Uitspraak
RECHTBANK DEN HAAG
uitspraak van de enkelvoudige kamer in de zaak tussen
[verzoekster], verzoekster,
Procesverloop
Overwegingen
Beslissing
www.rechtspraak.nl.
Rechtbank Den Haag
In deze zaak heeft verzoekster op 27 mei 2024 beroep ingesteld tegen het niet tijdig nemen van een besluit op haar aanvraag om verlening van een machtiging tot voorlopig verblijf in het kader van nareis. De rechtbank had eerder, op 8 januari 2024, het beroep van verzoekster gegrond verklaard en verweerder opgedragen om binnen vier weken een besluit te nemen.
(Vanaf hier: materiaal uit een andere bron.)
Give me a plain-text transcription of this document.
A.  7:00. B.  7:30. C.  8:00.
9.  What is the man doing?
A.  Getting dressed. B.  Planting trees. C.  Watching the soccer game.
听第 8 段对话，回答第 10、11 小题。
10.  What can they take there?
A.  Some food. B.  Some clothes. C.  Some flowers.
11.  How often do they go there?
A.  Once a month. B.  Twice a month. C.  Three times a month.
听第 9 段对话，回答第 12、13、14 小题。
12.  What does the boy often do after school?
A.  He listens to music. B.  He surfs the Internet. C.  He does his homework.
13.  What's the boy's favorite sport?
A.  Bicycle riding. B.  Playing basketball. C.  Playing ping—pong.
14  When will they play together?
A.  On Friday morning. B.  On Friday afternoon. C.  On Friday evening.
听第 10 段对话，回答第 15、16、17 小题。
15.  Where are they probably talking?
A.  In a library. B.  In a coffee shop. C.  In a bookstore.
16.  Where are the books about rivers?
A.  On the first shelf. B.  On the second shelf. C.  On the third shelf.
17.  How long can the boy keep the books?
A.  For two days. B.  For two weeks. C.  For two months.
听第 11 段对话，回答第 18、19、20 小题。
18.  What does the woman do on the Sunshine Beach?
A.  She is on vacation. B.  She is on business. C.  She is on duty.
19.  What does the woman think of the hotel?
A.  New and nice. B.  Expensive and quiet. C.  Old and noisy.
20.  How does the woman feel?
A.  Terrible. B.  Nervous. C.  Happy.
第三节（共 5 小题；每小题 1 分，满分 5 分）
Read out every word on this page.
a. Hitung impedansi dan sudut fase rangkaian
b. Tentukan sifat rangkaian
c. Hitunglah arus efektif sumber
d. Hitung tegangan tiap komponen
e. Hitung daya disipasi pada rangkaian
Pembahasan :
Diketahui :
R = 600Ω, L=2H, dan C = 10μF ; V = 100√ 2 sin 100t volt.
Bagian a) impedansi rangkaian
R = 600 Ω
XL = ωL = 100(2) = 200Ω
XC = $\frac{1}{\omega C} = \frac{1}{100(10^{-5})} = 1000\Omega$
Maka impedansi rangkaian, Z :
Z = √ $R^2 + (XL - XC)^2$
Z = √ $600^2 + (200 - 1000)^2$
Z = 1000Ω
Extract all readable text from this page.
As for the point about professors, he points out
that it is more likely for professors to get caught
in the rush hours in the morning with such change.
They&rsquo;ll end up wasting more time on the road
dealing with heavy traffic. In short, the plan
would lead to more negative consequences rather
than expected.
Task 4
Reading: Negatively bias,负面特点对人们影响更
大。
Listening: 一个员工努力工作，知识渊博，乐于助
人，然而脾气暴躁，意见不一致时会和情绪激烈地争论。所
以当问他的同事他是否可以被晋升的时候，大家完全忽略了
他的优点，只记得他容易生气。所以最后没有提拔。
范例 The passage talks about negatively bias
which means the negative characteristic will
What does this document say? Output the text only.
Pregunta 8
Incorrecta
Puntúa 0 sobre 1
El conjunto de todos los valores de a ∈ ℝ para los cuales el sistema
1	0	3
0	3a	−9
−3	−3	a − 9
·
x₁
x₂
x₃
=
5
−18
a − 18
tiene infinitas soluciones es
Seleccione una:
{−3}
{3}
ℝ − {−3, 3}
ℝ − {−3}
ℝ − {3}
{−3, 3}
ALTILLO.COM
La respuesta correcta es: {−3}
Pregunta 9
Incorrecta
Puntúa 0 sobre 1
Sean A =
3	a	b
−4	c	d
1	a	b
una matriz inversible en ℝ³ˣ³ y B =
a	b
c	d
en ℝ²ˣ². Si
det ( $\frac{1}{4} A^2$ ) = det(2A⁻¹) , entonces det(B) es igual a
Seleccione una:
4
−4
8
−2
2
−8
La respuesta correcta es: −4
Tevens was verweerder veroordeeld tot betaling van een dwangsom van € 100 per dag bij overschrijding van deze termijn, met een maximum van € 7.500.
Op 18 juli 2024 heeft verweerder de asielaanvraag van verzoekster ingewilligd, waarna verzoekster haar beroep heeft ingetrokken en verzocht om vergoeding van de proceskosten. De rechtbank heeft op basis van artikel 8:54, eerste lid, van de Awb uitspraak gedaan zonder zitting. Verzoekster had eerder verzocht om vrijstelling van het griffierecht, wat door de rechtbank voorlopig was toegewezen. Dit verzoek is nu definitief toegewezen, waardoor er geen griffierecht wordt geheven.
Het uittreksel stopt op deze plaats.